"We're going to fight for the heart and soul of the Democratic Party," Lamont told more than 100 supporters at the Old State House. "With your passion, your enthusiasm, the grass roots, the Net roots - we're going to show people on a hot day in August that we can win. We can win not by being Republican Lite, but by being proud Democrats."
Lieberman's campaign monitored the announcement and quickly accused Lamont of negative campaigning, signaling that the senator views Lamont as a serious threat in a Democratic primary, where the voters tend to be liberal.
Tom Swan, Lamont's campaign manager, said Lamont attacked Lieberman's record, not his integrity.
"That's what their focus groups tell them they have do, portray Ned as angry. That's asinine," Swan said. "We're going to talk about Lieberman's record. It would be a good record - for a Republican from Mississippi."
The Democratic establishment is with Lieberman.
"They tell me, `Ned, don't rock the boat,'" Lamont said in a quavering voice, mocking party leaders. "Baby, I say it's high time we rock the boat."
Lamont intends to campaign on the full range of progressive Democratic issues, including universal health care and abortion rights, but his comments on the war generated the most enthusiastic applause Monday.
Bush and Lieberman have dragged the U.S. into a civil war that has made the world a more dangerous place, he said.

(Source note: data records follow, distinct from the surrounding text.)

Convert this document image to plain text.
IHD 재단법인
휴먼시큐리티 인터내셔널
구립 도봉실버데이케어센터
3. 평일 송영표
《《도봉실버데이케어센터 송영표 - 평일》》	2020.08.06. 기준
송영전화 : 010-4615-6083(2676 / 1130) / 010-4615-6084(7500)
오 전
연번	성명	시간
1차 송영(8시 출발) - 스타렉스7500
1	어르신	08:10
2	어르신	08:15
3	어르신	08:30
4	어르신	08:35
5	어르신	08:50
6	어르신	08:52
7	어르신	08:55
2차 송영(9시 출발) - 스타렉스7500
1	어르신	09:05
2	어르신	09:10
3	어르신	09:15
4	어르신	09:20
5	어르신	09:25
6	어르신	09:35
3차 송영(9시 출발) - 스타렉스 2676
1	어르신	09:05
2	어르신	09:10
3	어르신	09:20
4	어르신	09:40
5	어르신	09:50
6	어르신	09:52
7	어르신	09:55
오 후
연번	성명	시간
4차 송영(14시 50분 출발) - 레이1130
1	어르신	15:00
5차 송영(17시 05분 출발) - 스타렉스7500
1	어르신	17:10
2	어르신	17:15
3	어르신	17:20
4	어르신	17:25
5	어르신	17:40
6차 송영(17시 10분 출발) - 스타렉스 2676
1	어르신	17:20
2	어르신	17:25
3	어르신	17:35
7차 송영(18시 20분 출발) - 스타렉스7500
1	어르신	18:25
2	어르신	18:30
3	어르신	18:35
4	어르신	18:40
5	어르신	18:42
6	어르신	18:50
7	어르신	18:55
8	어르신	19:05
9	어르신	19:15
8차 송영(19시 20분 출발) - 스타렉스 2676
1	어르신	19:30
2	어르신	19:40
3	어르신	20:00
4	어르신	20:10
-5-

"They said the war would be easy. They said we would be greeted as liberators. And here we are three years later, America is no safer. Israel is no safer. The Middle East is destabilized. Iran is on the prowl. Osama Bin Laden is still on the prowl. We have 135,000 troops stuck in the middle of a bloody civil war," he said. "And I say that those who got us into this mess should be held accountable."